The woman had finished counting.
‘I’m not doing this for the money,’ she said.
‘Then give it back to me!’ he said harshly — and instantly felt guilty.
‘I can’t give it back,’ the woman said. ‘I need it to get away from here — but that’s not why I’m doing this .’
‘I know, Margaret,’ he told her.
‘I was only supposed to be his secretary,’ the woman said. ‘I was supposed to do no more than take shorthand and typewrite his letters. I was good at it. That should have been enough for him. But it wasn’t.’
‘I know,’ Knox said for a second time.
‘He didn’t use physical force to get me into his bed-’ Margaret Wilkins continued.
‘I don’t really need to know the details,’ Knox said, uncomfortably.
‘. . but if it wasn’t rape, it was certainly as good as.’
‘There’s no point in dwelling on the past,’ advised Knox, who found himself doing little else now.
‘But even though I didn’t ever want him to sleep with me, it still hurt that he’d only make use of me when there wasn’t some other woman within easy reach.’

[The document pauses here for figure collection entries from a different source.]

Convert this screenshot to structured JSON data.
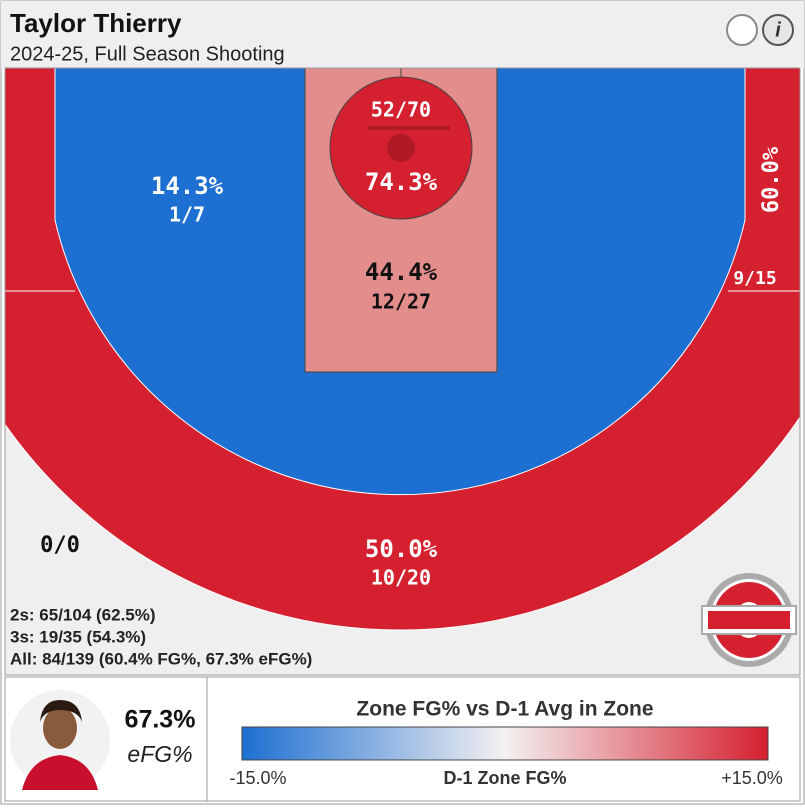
{
  "header": {
    "title": "Taylor Thierry",
    "subtitle": "2024-25, Full Season Shooting"
  },
  "zones": {
    "restricted": {
      "pct": "74.3%",
      "made": "52/70"
    },
    "paint": {
      "pct": "44.4%",
      "made": "12/27"
    },
    "left_midrange": {
      "pct": "14.3%",
      "made": "1/7"
    },
    "right_corner_three": {
      "pct": "60.0%",
      "made": "9/15"
    },
    "left_corner_three": {
      "made": "0/0"
    },
    "above_break_three": {
      "pct": "50.0%",
      "made": "10/20"
    }
  },
  "stats": [
    "2s: 65/104 (62.5%)",
    "3s: 19/35 (54.3%)",
    "All: 84/139 (60.4% FG%, 67.3% eFG%)"
  ],
  "player": {
    "efg": "67.3%",
    "efg_label": "eFG%"
  },
  "legend": {
    "title": "Zone FG% vs D-1 Avg in Zone",
    "min_label": "-15.0%",
    "axis_label": "D-1 Zone FG%",
    "max_label": "+15.0%"
  }
}
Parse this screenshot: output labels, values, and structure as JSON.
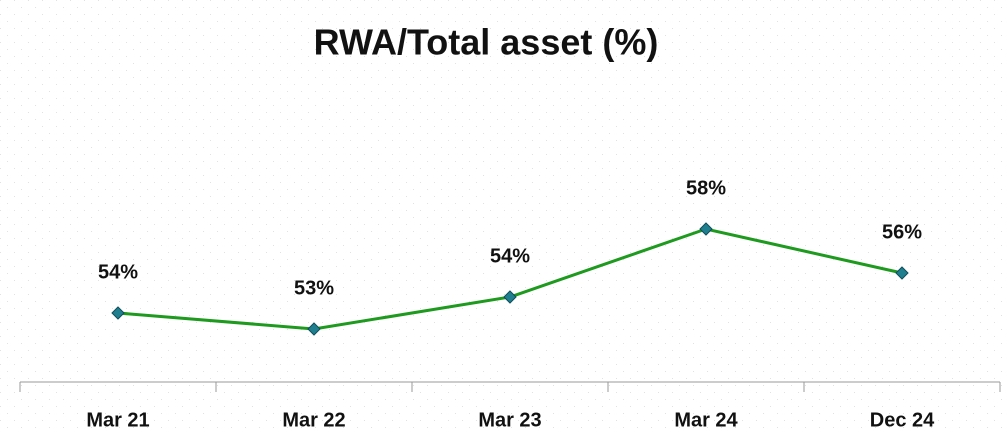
{
  "chart_data": {
    "type": "line",
    "title": "RWA/Total asset (%)",
    "categories": [
      "Mar 21",
      "Mar 22",
      "Mar 23",
      "Mar 24",
      "Dec 24"
    ],
    "values": [
      53.6,
      52.8,
      54.4,
      57.8,
      55.6
    ],
    "value_labels": [
      "54%",
      "53%",
      "54%",
      "58%",
      "56%"
    ],
    "color": "#1e9a1e",
    "marker_color": "#1f7f8f"
  }
}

‘He’s a bastard,’ Knox said, though he never usually swore in the presence of ladies. ‘We both know that. That’s why I’m here and why you’re letting me into the house.’
‘Yes, that’s why you’re here and why I’m letting you into the house,’ Margaret Wilkins repeated dully.
‘Where is he?’
‘In his study. He always works late into the night.’
‘And is there anyone else around?’
‘No, the rest of them went to bed at least an hour ago.’
‘Then let’s get it over with,’ Knox suggested.
Carrying her lantern in front of her, Margaret Wilkins led him through a maze of corridors to the servants’ stairs, and then up to the first floor. Here, the corridors — designed for use by family and friends, rather than just as a passageway for mere domestics — were wider and more impressive.
The woman came to a stop in front of a solid teak door.
‘He’s in there,’ she whispered.
‘Will the door be locked?’
‘No, it’s never locked. He wouldn’t even dream that anyone would dare to enter without his permission.’
Knox let his fingers brush against the butt of his revolver.
‘You’d better go now.’
Margaret Wilkins shook her head. ‘I want to stay. I want to see it happen.’
‘Don’t be a fool,’ Knox hissed back. ‘Go now, and you can say you knew nothing of what went on. Stay, and you’ll be as guilty as I am.’
‘I don’t care,’ the woman said stubbornly.
‘Take the money I’ve given you and start a new life,’ he urged her.
For a second, it looked as if she would refuse again. Then she gave a brief nod, turned, and hurried down the corridor. Soon, she was no more than a faint island of retreating light, and he was left in the darkness.
With one hand he reached into his pocket and grasped his revolver. With the other he groped for the door handle, and — once he had found it — gave it a sharp turn and pushed the door open.
The electric light inside the room blinded him, but only for a moment, then his eyes adjusted and he saw Big Bill Holt sitting at his desk. Holt was still wearing the tuxedo he must have put on for dinner, and there was a faraway — almost ecstatic — look in his eyes. At first, he did not even seem to notice that someone had entered the room, but when that fact registered, the eyes blazed with anger.